Su retorno a la fe sería breve.
Martina de Santo dejó de creer en nada que no pudiese ver o tocar, que no se alzase a unos palmos sobre la tierra cuando su compañero de ronda y ella misma descubrieron en varios contenedores el cadáver troceado y envuelto en bolsas de basura de una niña de trece años, cuya desaparición había alarmado al arrabal. Por toda la piel se distribuían quemaduras y golpes. El asesino la había violado y sometido a tales vejaciones que los agentes más curtidos dudaron de su condición humana. Pero, como ya otras veces había ocurrido, el autor de la barbarie resultó ser un individuo normal, un tendero sin antecedentes delictivos, dueño de un establecimiento de ultramarinos que hacía las veces de panadería y charcutería. Un hombre casado y con hijos que vendía globos y tabletas de chocolate a la multirracial chiquillería de Montemolín. Sería capturado gracias a un testigo que lo había sorprendido con la niña por las inmediaciones de la estación suburbana. En un principio, se declaró inocente. Después, bajo la presión de los interrogatorios, empezó a contradecirse, a blasfemar y llorar, hasta que pidió perdón y confesó. ¿Por qué lo había hecho? No lo sabía. Dijo que, cuando caminaba con la chiquilla por las vías del tren, sintió deseos de acariciarla. Ella se resistió y echó a correr, gritando, hacia un túnel. En la oscuridad, la amordazó y la violó. Al darse cuenta de que había dejado de moverse, la golpeó y abrasó sus miembros con un mechero de alcohol. Regresó a su tienda, cogió el cuchillo que utilizaba para despiezar canales y segmentó el cuerpo. Envolvió los pedazos en bolsas, esperó a que cayera la noche y los fue desperdigando por distintos contenedores. Volvió a su casa, cenó y vio la televisión en compañía de sus hijos. Antes de irse a la cama, bebió un vaso de leche. Y pasó la noche durmiendo plácidamente junto a su mujer.
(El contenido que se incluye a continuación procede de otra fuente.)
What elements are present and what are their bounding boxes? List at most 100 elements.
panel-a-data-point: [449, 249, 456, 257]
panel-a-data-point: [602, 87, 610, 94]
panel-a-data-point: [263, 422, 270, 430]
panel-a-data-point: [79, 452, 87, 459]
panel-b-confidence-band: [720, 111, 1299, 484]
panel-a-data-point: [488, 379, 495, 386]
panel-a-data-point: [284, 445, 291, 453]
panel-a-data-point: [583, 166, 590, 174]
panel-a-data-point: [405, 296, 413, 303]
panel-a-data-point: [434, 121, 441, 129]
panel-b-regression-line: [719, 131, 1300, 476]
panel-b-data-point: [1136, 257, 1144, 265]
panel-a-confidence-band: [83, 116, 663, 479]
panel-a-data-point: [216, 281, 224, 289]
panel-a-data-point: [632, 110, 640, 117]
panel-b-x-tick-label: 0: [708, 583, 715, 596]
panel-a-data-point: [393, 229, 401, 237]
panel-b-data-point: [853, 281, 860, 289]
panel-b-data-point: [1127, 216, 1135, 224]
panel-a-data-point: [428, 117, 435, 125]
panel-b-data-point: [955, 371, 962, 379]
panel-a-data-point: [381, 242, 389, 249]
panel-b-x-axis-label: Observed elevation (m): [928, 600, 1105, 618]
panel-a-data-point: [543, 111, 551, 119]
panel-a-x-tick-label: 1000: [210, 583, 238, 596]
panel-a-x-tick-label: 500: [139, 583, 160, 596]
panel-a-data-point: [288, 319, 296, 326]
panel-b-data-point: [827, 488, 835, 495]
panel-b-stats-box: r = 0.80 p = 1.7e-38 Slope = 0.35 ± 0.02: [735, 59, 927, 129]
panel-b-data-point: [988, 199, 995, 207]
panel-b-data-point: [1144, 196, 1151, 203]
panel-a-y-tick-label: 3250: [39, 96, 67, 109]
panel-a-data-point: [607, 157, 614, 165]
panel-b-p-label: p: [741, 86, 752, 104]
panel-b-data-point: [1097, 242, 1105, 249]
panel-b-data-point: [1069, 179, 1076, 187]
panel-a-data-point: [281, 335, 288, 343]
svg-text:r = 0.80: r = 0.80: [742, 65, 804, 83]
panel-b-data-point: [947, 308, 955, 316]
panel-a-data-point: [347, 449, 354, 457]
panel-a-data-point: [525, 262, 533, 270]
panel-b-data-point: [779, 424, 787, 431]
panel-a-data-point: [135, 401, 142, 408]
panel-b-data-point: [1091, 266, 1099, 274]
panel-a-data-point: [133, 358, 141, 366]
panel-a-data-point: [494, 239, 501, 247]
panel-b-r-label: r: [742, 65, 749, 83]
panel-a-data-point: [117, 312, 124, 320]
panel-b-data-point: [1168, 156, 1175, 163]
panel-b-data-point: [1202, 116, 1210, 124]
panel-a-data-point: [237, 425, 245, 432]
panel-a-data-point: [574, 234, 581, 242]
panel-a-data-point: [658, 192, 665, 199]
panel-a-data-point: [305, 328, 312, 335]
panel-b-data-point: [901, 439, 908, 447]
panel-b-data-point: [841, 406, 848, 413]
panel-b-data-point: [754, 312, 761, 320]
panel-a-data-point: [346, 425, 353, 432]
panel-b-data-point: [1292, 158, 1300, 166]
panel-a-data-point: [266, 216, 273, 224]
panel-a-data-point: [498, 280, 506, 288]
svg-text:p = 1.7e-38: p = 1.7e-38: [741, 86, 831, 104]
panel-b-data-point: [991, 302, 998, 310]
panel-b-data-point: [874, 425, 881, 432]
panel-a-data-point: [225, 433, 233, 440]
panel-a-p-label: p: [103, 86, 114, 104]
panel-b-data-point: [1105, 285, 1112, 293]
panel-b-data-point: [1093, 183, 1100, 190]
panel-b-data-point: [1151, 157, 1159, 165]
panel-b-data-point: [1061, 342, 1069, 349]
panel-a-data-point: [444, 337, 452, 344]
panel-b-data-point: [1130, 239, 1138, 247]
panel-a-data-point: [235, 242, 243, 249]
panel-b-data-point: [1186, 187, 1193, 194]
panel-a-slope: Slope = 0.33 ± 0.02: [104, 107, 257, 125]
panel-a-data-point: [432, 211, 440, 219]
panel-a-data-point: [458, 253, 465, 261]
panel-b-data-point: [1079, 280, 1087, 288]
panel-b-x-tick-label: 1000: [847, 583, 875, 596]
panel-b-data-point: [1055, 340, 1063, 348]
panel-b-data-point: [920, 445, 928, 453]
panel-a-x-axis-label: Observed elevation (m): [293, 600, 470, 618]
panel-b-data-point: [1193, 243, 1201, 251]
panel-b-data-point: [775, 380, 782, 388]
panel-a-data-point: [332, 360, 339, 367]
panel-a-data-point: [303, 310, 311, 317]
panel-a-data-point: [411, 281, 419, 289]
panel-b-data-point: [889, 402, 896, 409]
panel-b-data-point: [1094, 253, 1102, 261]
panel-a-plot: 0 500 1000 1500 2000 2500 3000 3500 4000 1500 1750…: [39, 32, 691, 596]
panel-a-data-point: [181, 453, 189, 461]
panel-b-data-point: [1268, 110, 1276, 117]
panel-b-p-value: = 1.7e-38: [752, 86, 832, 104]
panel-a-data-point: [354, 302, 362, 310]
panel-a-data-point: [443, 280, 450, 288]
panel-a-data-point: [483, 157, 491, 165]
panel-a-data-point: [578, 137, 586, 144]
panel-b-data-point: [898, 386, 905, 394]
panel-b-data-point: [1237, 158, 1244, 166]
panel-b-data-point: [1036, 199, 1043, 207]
No sabía por qué lo había hecho… Era, dijo, como si una cortina de sangre le hubiese velado la mente…
Martina asistió al entierro de la pequeña. Todavía no habían atrapado al culpable. Durante el funeral, el odio de familiares y vecinos flotaba en la iglesia. La subinspectora sabía muy bien qué había dentro de aquel ataúd.
En lo más profundo de su ser esperaba algo, una súbita revelación, la promesa de una cierta justicia, pero cuando un muro de ladrillos terminó de sellar el nicho de la niña asesinada decidió no seguir engañándose. Allí no había nada más. Nadie más. Sólo la muerte y su repugnante cortejo. Entonces, un brazo la zarandeó. Hubo de soportar los improperios de la familia, cuyos miembros se sublevaban frente a lo que para ellos era una muestra de pasividad policial. Una más, acusaron.
Esa noche, Martina cenó en un restaurante chino. Todo el rato pensaba en la chiquilla muerta. Tuvo que esforzarse para tragar los bocados de cerdo con miel a través del nudo que se le había formado en la garganta. Luego se emborrachó en un bar y a punto estuvo de terminar acostándose con el primer hombre que puso empeño en ello. Aquel desconocido la besó en un coche del que al final tuvo que salir de manera violenta. Paradójicamente, cuando despertó, se sintió liberada de una pesada carga. La sensación de culpa se había diluido y ella recuperaba su básica e imprescindible ambigüedad. Las cosas no eran blancas y negras, sino rosadas y grises como un fundido atardecer.